Inter­actions of the types H···H, C···H/H···C, S···H/H···S and N···H/H···N exist for both molecules [Figs. 7b, 7c, S1a and S1b, respectively, for molecule (IA) , and Figs. 8b, 8c, S2a and S2b, respectively, for molecule (IB)]. Moreover, C···C inter­actions for both (IA) and (IB) and N···N and C···N inter­actions for (IB) have negligible contributions, which are not visible in FPs. The H···H contacts represent the largest relative contribution, amounting to 67.7% in (IA) and 64.3% in (IB), with one distinct spike for both molecules (Figs. 7b and 8b).

Furthermore, in the fingerprint plots of the two molecules, the C···H/H···C contacts [17.6% for (IA) (Fig. 7c) and 21% for (IB) (Fig. 8c)] appear as two short spikes, while the S···H/H···S inter­actions [10.3% in (IA) (Fig. S1a) and 7.6% for (IB) (Fig. S2a)] develop as two sharp spikes.

On the other hand, the contribution of N···H/H···N inter­actions in (IA) is very small (1.1%; Fig. S1b), whereas in (IB), it becomes more considerable (4.3%; Fig. S2b), with the differences between the spikes in the N···H diagram being very clear.

For structure (II), FPs are shown in Figs. 9(a), 9(b), 9(c), S3(a) and S3(b) for the phospho­rothioic tri­amide molecule, in Figs. 10(a), 10(b), 10(c), S4(a) and S4(b) for the 3-methyl­piperidinium cation, and in Fig. 11 for the chloride anion. The full FP for each component is not symmetric (Figs. 9a, 10a and 11), as the three components have quite different shapes and also each component has a different environment.

Figs. 9(b) and 9(c) depict the majority H···H (63.8%) and C···H/H···C (22.7%) contacts, while Fig. S3(a) shows the FP for the less important S···H/H···S (6.7%) contacts for the phospho­rothioic tri­amide molecule. As for the C···H/H···C contacts (Fig. 9c), the shortest d_e + d_i (shown as blue points on the divided fingerprint) in spikes is near 2.6 Å and for S···H/H···S (Fig. S3a), it is near 2.3 Å. In contrast to the structure of (I), the N···H/H···N inter­actions have negligible contributions to the total inter­actions in (II).

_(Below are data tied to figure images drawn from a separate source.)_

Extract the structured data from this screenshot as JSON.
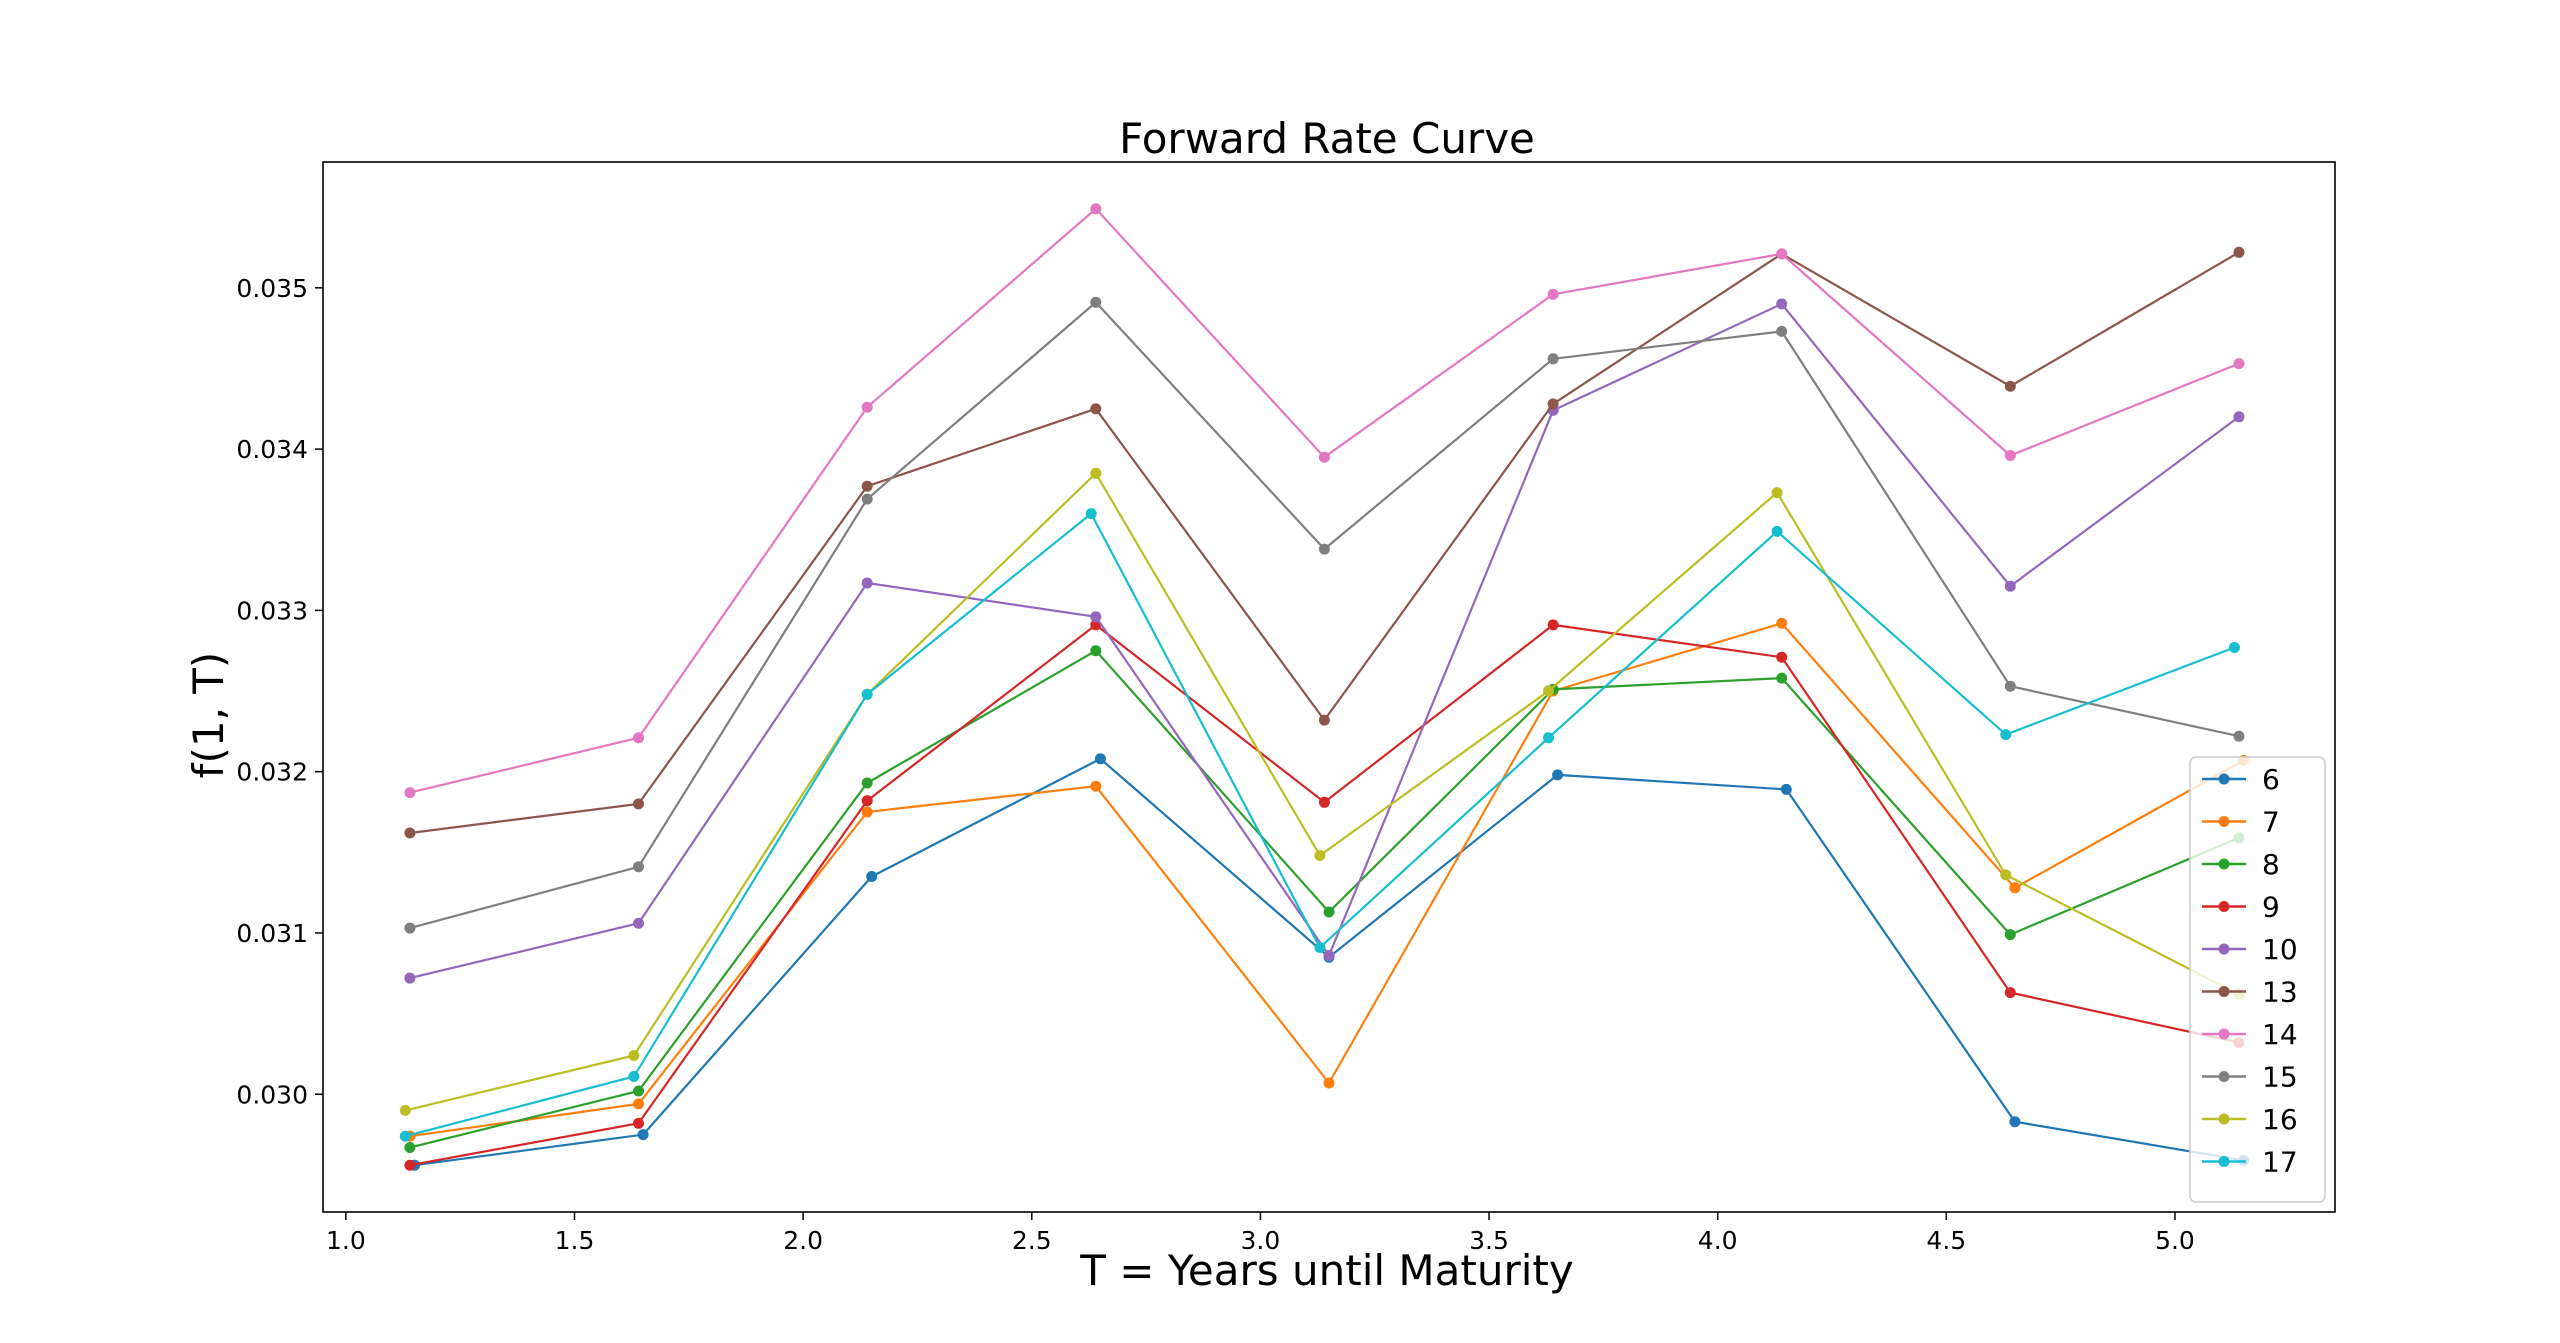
{
  "chart_data": {
    "type": "line",
    "title": "Forward Rate Curve",
    "xlabel": "T = Years until Maturity",
    "ylabel": "f(1, T)",
    "xlim": [
      0.95,
      5.35
    ],
    "ylim": [
      0.02927,
      0.03578
    ],
    "xticks": [
      1.0,
      1.5,
      2.0,
      2.5,
      3.0,
      3.5,
      4.0,
      4.5,
      5.0
    ],
    "xtick_labels": [
      "1.0",
      "1.5",
      "2.0",
      "2.5",
      "3.0",
      "3.5",
      "4.0",
      "4.5",
      "5.0"
    ],
    "yticks": [
      0.03,
      0.031,
      0.032,
      0.033,
      0.034,
      0.035
    ],
    "ytick_labels": [
      "0.030",
      "0.031",
      "0.032",
      "0.033",
      "0.034",
      "0.035"
    ],
    "grid": false,
    "legend_position": "lower-right",
    "series": [
      {
        "name": "6",
        "color": "#1f77b4",
        "x": [
          1.15,
          1.65,
          2.15,
          2.65,
          3.15,
          3.65,
          4.15,
          4.65,
          5.15
        ],
        "y": [
          0.02956,
          0.02975,
          0.03135,
          0.03208,
          0.03085,
          0.03198,
          0.03189,
          0.02983,
          0.02959
        ]
      },
      {
        "name": "7",
        "color": "#ff7f0e",
        "x": [
          1.14,
          1.64,
          2.14,
          2.64,
          3.15,
          3.64,
          4.14,
          4.65,
          5.15
        ],
        "y": [
          0.02974,
          0.02994,
          0.03175,
          0.03191,
          0.03007,
          0.0325,
          0.03292,
          0.03128,
          0.03207
        ]
      },
      {
        "name": "8",
        "color": "#2ca02c",
        "x": [
          1.14,
          1.64,
          2.14,
          2.64,
          3.15,
          3.64,
          4.14,
          4.64,
          5.14
        ],
        "y": [
          0.02967,
          0.03002,
          0.03193,
          0.03275,
          0.03113,
          0.03251,
          0.03258,
          0.03099,
          0.03159
        ]
      },
      {
        "name": "9",
        "color": "#d62728",
        "x": [
          1.14,
          1.64,
          2.14,
          2.64,
          3.14,
          3.64,
          4.14,
          4.64,
          5.14
        ],
        "y": [
          0.02956,
          0.02982,
          0.03182,
          0.03291,
          0.03181,
          0.03291,
          0.03271,
          0.03063,
          0.03032
        ]
      },
      {
        "name": "10",
        "color": "#9467bd",
        "x": [
          1.14,
          1.64,
          2.14,
          2.64,
          3.15,
          3.64,
          4.14,
          4.64,
          5.14
        ],
        "y": [
          0.03072,
          0.03106,
          0.03317,
          0.03296,
          0.03086,
          0.03424,
          0.0349,
          0.03315,
          0.0342
        ]
      },
      {
        "name": "13",
        "color": "#8c564b",
        "x": [
          1.14,
          1.64,
          2.14,
          2.64,
          3.14,
          3.64,
          4.14,
          4.64,
          5.14
        ],
        "y": [
          0.03162,
          0.0318,
          0.03377,
          0.03425,
          0.03232,
          0.03428,
          0.03521,
          0.03439,
          0.03522
        ]
      },
      {
        "name": "14",
        "color": "#e377c2",
        "x": [
          1.14,
          1.64,
          2.14,
          2.64,
          3.14,
          3.64,
          4.14,
          4.64,
          5.14
        ],
        "y": [
          0.03187,
          0.03221,
          0.03426,
          0.03549,
          0.03395,
          0.03496,
          0.03521,
          0.03396,
          0.03453
        ]
      },
      {
        "name": "15",
        "color": "#7f7f7f",
        "x": [
          1.14,
          1.64,
          2.14,
          2.64,
          3.14,
          3.64,
          4.14,
          4.64,
          5.14
        ],
        "y": [
          0.03103,
          0.03141,
          0.03369,
          0.03491,
          0.03338,
          0.03456,
          0.03473,
          0.03253,
          0.03222
        ]
      },
      {
        "name": "16",
        "color": "#bcbd22",
        "x": [
          1.13,
          1.63,
          2.14,
          2.64,
          3.13,
          3.63,
          4.13,
          4.63,
          5.14
        ],
        "y": [
          0.0299,
          0.03024,
          0.03248,
          0.03385,
          0.03148,
          0.0325,
          0.03373,
          0.03136,
          0.03062
        ]
      },
      {
        "name": "17",
        "color": "#17becf",
        "x": [
          1.13,
          1.63,
          2.14,
          2.63,
          3.13,
          3.63,
          4.13,
          4.63,
          5.13
        ],
        "y": [
          0.02974,
          0.03011,
          0.03248,
          0.0336,
          0.03091,
          0.03221,
          0.03349,
          0.03223,
          0.03277
        ]
      }
    ]
  }
}
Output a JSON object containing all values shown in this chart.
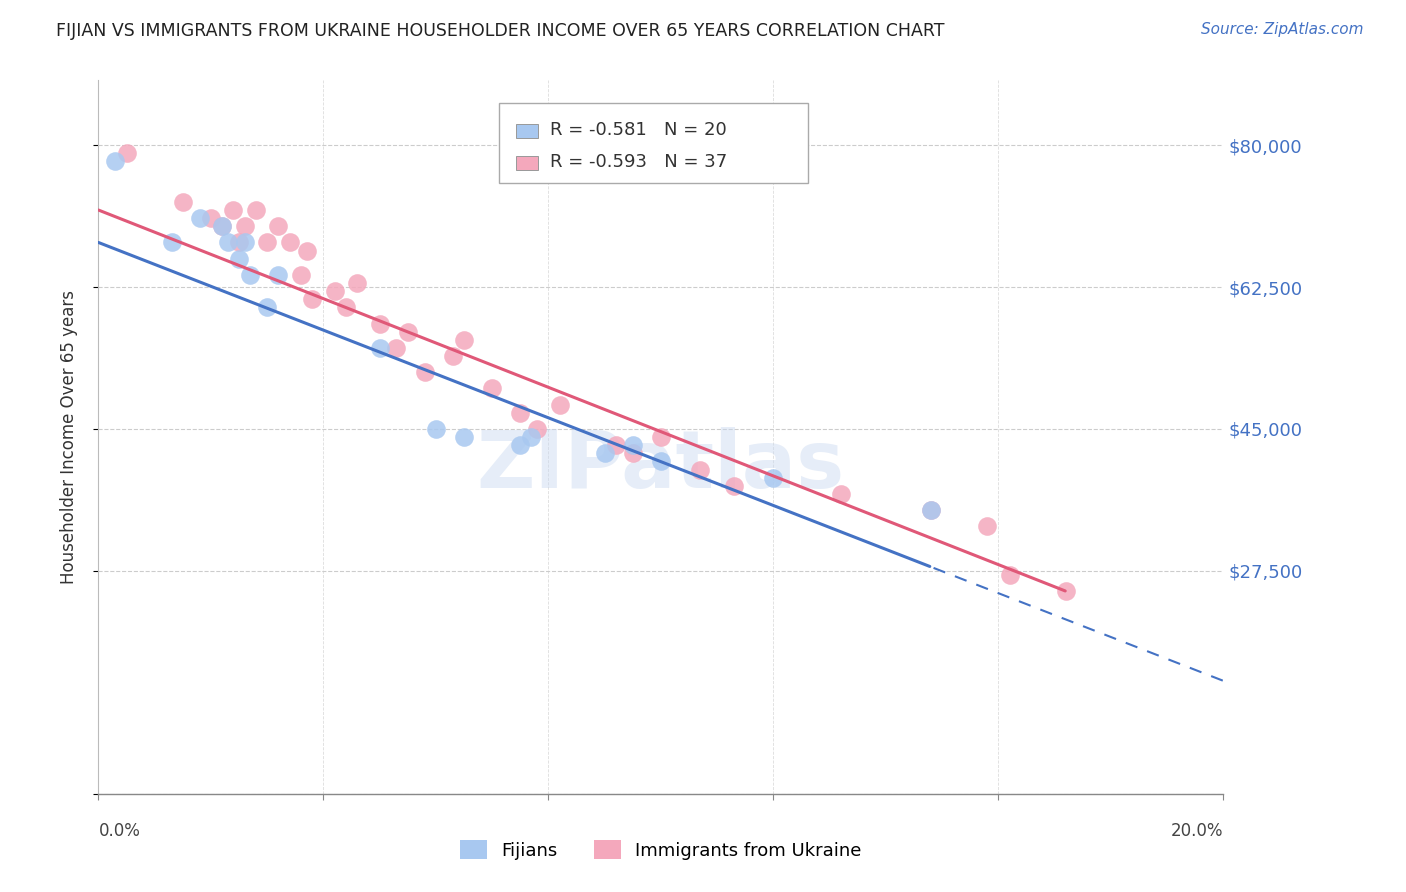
{
  "title": "FIJIAN VS IMMIGRANTS FROM UKRAINE HOUSEHOLDER INCOME OVER 65 YEARS CORRELATION CHART",
  "source": "Source: ZipAtlas.com",
  "ylabel": "Householder Income Over 65 years",
  "yticks": [
    0,
    27500,
    45000,
    62500,
    80000
  ],
  "ytick_labels": [
    "",
    "$27,500",
    "$45,000",
    "$62,500",
    "$80,000"
  ],
  "xmin": 0.0,
  "xmax": 0.2,
  "ymin": 10000,
  "ymax": 88000,
  "fijian_R": -0.581,
  "fijian_N": 20,
  "ukraine_R": -0.593,
  "ukraine_N": 37,
  "fijian_color": "#a8c8f0",
  "ukraine_color": "#f4a8bc",
  "fijian_line_color": "#4472c4",
  "ukraine_line_color": "#e05878",
  "watermark": "ZIPatlas",
  "fijian_x": [
    0.003,
    0.018,
    0.013,
    0.022,
    0.023,
    0.025,
    0.026,
    0.027,
    0.03,
    0.032,
    0.05,
    0.06,
    0.065,
    0.075,
    0.077,
    0.09,
    0.095,
    0.1,
    0.12,
    0.148
  ],
  "fijian_y": [
    78000,
    71000,
    68000,
    70000,
    68000,
    66000,
    68000,
    64000,
    60000,
    64000,
    55000,
    45000,
    44000,
    43000,
    44000,
    42000,
    43000,
    41000,
    39000,
    35000
  ],
  "ukraine_x": [
    0.005,
    0.015,
    0.02,
    0.022,
    0.024,
    0.025,
    0.026,
    0.028,
    0.03,
    0.032,
    0.034,
    0.036,
    0.037,
    0.038,
    0.042,
    0.044,
    0.046,
    0.05,
    0.053,
    0.055,
    0.058,
    0.063,
    0.065,
    0.07,
    0.075,
    0.078,
    0.082,
    0.092,
    0.095,
    0.1,
    0.107,
    0.113,
    0.132,
    0.148,
    0.158,
    0.162,
    0.172
  ],
  "ukraine_y": [
    79000,
    73000,
    71000,
    70000,
    72000,
    68000,
    70000,
    72000,
    68000,
    70000,
    68000,
    64000,
    67000,
    61000,
    62000,
    60000,
    63000,
    58000,
    55000,
    57000,
    52000,
    54000,
    56000,
    50000,
    47000,
    45000,
    48000,
    43000,
    42000,
    44000,
    40000,
    38000,
    37000,
    35000,
    33000,
    27000,
    25000
  ],
  "fijian_line_x0": 0.0,
  "fijian_line_y0": 68000,
  "fijian_line_x1": 0.148,
  "fijian_line_y1": 28000,
  "ukraine_line_x0": 0.0,
  "ukraine_line_y0": 72000,
  "ukraine_line_x1": 0.172,
  "ukraine_line_y1": 25000
}
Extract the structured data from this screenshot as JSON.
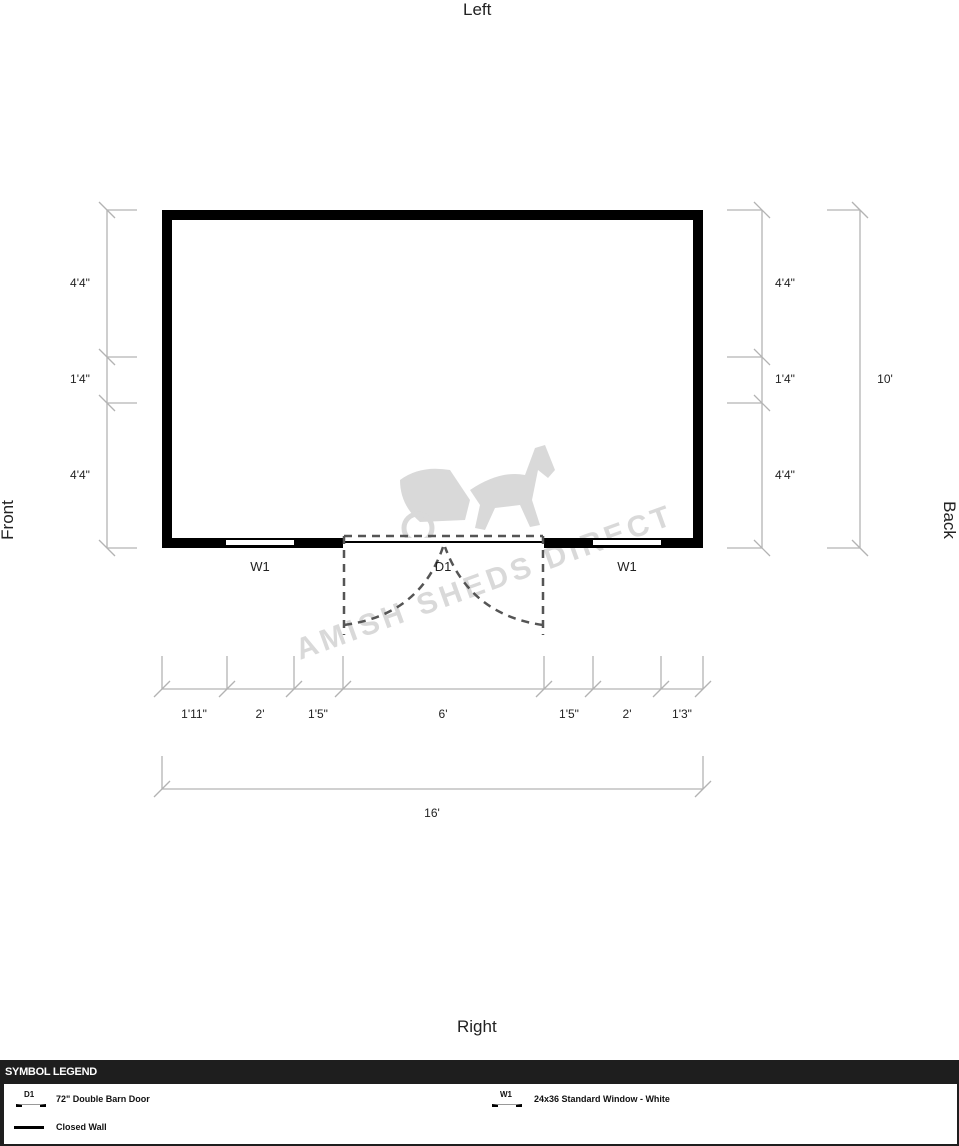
{
  "sides": {
    "top": "Left",
    "bottom": "Right",
    "left": "Front",
    "right": "Back"
  },
  "openings": {
    "window_left": "W1",
    "door": "D1",
    "window_right": "W1"
  },
  "dimensions": {
    "front_segments": [
      "4'4\"",
      "1'4\"",
      "4'4\""
    ],
    "back_segments": [
      "4'4\"",
      "1'4\"",
      "4'4\""
    ],
    "depth_total": "10'",
    "right_segments": [
      "1'11\"",
      "2'",
      "1'5\"",
      "6'",
      "1'5\"",
      "2'",
      "1'3\""
    ],
    "width_total": "16'"
  },
  "watermark": "AMISH SHEDS DIRECT",
  "legend": {
    "title": "SYMBOL LEGEND",
    "items": [
      {
        "code": "D1",
        "label": "72\" Double Barn Door"
      },
      {
        "code": "W1",
        "label": "24x36 Standard Window - White"
      },
      {
        "code": "",
        "label": "Closed Wall"
      }
    ]
  },
  "colors": {
    "wall": "#000000",
    "dimension": "#b3b3b3",
    "door_swing": "#555555",
    "legend_bar": "#1e1e1e"
  }
}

For the [3-CH₃—C₅H₉NH₂]⁺ cation of (II), the full fingerprint plot is shown in Fig. 10(a). The most important inter­actions are the H···H contacts (62.9%; Fig. 10b), followed by H···C (22.5%; Fig. 10c), H···S (7.4%) and H···Cl (6.1%) (Figs. S4a and S4b, respectively). All the inter­actions discussed for the cation appear as a single spike in the region d_e > d_i in divided FPs, as expected. In other words, no S···H, Cl···H and meaningful C···H inter­actions were found with the cation, hence the corresponding fingerprint plots are quite asymmetric. Additionally, an acceptor spike is revealed for the Cl···H contacts which mostly concentrates in the region of d_e < d_i, the `lower part' of the fingerprint plot (Fig. 11). As there is no other inter­action received by this anion, the inter­actions mentioned involve a 100% contribution to the Hirshfeld surface.